Cependant, le préjudice financier allégué par M. [K] résulte non de la condamnation elle-même, mais de son exécution.
Or, force est de constater que M. [K] ne justifie toujours pas avoir dû exécuter les causes du jugement du tribunal de commerce de Saragosse. En particulier, il ne démontre pas que depuis la dernière saisie-attribution pratiquée en exécution de ce jugement, selon lui le 24 juin 2010, le représentant légal de la société [P] Iberica a tenté d'exécuter les causes du jugement espagnol, ni qu'il a versé des sommes en exécution de cette décision espagnole.
Il s'ensuit que le préjudice financier que M. [K] allègue aujourd'hui n'est ni actuel, ni certain.
Le demande de M. [K] sera dès lors rejetée.

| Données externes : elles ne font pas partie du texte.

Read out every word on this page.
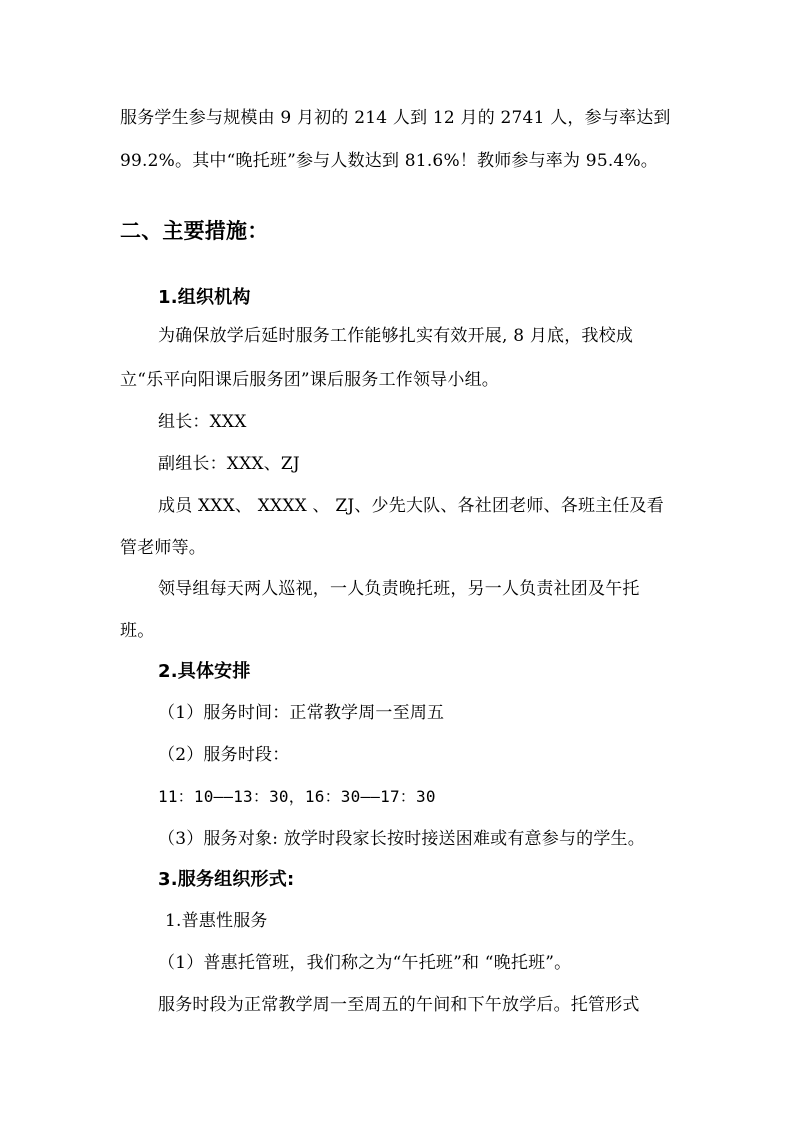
服务学生参与规模由 9 月初的 214 人到 12 月的 2741 人，参与率达到
99.2%。其中“晚托班”参与人数达到 81.6%！教师参与率为 95.4%。
二、主要措施：
1.组织机构
为确保放学后延时服务工作能够扎实有效开展, 8 月底，我校成
立“乐平向阳课后服务团”课后服务工作领导小组。
组长：XXX
副组长：XXX、ZJ
成员 XXX、 XXXX 、 ZJ、少先大队、各社团老师、各班主任及看
管老师等。
领导组每天两人巡视，一人负责晚托班，另一人负责社团及午托
班。
2.具体安排
（1）服务时间：正常教学周一至周五
（2）服务时段：
11：10——13：30，16：30——17：30
（3）服务对象: 放学时段家长按时接送困难或有意参与的学生。
3.服务组织形式:
1.普惠性服务
（1）普惠托管班，我们称之为“午托班”和 “晚托班”。
服务时段为正常教学周一至周五的午间和下午放学后。托管形式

Le jugement qui condamne la SCP [H]-Rucker à verser la somme de 1 324 995 euros en réparation de son préjudice sera infirmé.
Sur les dépens et l'article 700 du code de procédure civile
Le sens du présent arrêt conduit à infirmer le jugement en ses dispositions relatives aux dépens et à l'article 700 du code de procédure civile.
M. et Mme [K], parties perdantes, supporteront les dépens de première instance et d'appel qui pourront être recouvrés conformément aux dispositions de l'article 699 du code de procédure civile. Leur demande fondée sur les dispositions de l'article 700 du code de procédure civile sera rejetée.
Il n'apparaît pas équitable d'allouer des sommes sur le fondement de l'article 700 du code de procédure civile à la SCP [H]-Rucker.
PAR CES MOTIFS
La Cour, statuant par arrêt contradictoire et mis à disposition,
Dans les limites de l'appel,
INFIRME le jugement ;
Statuant à nouveau,
REJETTE la demande de M. [K] en réparation des conséquences financières du jugement du tribunal de commerce de Saragosse du 25 février 2008 ;
CONDAMNE M. et Mme [K] aux dépens de première instance et d'appel ;
DIT qu'ils seront recouvrés conformément à l'article 699 du code de procédure civile ;
DIT n'y avoir lieu à application de l'article 700 du code de procédure civile.
- prononcé par mise à disposition de l'arrêt au greffe de la cour, les parties en ayant été préalablement avisées dans les conditions prévues au deuxième alinéa de l'article 450 du code de procédure civile,
- signé par Madame Anna MANES, présidente, et par Madame Natacha BOURGUEIL, greffier, auquel la minute de la décision a été remise par le magistrat signataire.